The plural of haiku is haiku. Remember it.

I am at the same millienial bar as last night. The women to whom I was attracted last night looked like they were half my age. I am just enough of an old man that I can say that without sounding too, too creepy.

Speaking of old men, I recounted to the shrink today (I will come up with a better term for her, since she really matters to me) a conversation I had on Saturday with someone who turned out for the payphone guided tour. He introduced the subject matter — just making that clear. He was saying that suicide is the #10 cause of death in the US, according to a recently released statistic from who-remembers-who. I heard about it on the radio, which said that middle aged white men account for the majority of that 10% of suicides in America.
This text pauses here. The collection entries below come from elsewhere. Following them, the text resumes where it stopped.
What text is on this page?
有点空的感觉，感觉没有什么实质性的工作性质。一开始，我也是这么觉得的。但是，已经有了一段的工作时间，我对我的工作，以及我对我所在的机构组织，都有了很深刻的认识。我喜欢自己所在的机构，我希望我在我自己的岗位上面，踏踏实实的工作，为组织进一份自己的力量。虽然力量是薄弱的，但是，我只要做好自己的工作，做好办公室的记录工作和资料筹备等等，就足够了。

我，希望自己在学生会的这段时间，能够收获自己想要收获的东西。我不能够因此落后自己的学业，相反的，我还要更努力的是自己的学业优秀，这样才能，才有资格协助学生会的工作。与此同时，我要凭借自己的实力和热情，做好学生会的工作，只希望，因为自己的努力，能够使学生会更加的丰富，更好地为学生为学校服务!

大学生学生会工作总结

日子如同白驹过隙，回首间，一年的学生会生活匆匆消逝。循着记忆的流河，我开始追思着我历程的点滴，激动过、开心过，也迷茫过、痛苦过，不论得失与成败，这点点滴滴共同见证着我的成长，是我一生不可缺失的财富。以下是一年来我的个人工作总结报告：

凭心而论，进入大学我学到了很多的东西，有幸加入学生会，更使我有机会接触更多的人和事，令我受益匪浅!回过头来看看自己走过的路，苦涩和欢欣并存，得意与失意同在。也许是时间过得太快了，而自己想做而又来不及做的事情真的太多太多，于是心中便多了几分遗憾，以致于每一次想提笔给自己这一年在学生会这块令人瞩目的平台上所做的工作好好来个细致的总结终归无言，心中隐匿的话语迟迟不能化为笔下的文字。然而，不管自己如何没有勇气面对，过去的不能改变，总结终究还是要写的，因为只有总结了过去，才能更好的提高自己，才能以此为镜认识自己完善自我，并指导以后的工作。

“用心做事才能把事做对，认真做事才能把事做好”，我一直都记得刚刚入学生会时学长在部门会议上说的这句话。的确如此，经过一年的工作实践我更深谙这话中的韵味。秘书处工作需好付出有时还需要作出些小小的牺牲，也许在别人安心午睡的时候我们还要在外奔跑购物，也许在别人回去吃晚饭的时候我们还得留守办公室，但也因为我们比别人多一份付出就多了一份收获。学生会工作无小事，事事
To me the #10 cause of death stat is in need of retroactive correction. It is not so much that the stigma of suicide has been fully lifted, but thanks to Kervorkian and others I think that a huge number of 20th century suicides could now be classified as such. Especially among the elderly. On my father’s side there were 7 or 8 deaths of “questionable circumstances” that would probably be considered suicides after today’s forensic analysis analyzed them. But in the past there was The Stigma, and The Myth. The Myth was that your life insurance policy would be voided if you offed yourself, and the immediate beneficiaries of your death would get nothing. That was virtually never true but the myth persisted into the bedrooms and back yards of the infirm who did not want to live like vegetables. So they adapted means that would not be interpreted as suicide. Just a trace amount of too much of some prescription narcotic that could be deemed an accidental overdose. It was like a sorority/fraternity of death. Just keep it subtle so your family name is not tarnished. There is a culture of suicide, I think. I mean, I know there is a culture of suicide.

Hot damn, hot legs straight ahead, captain, hot legs at 1:00.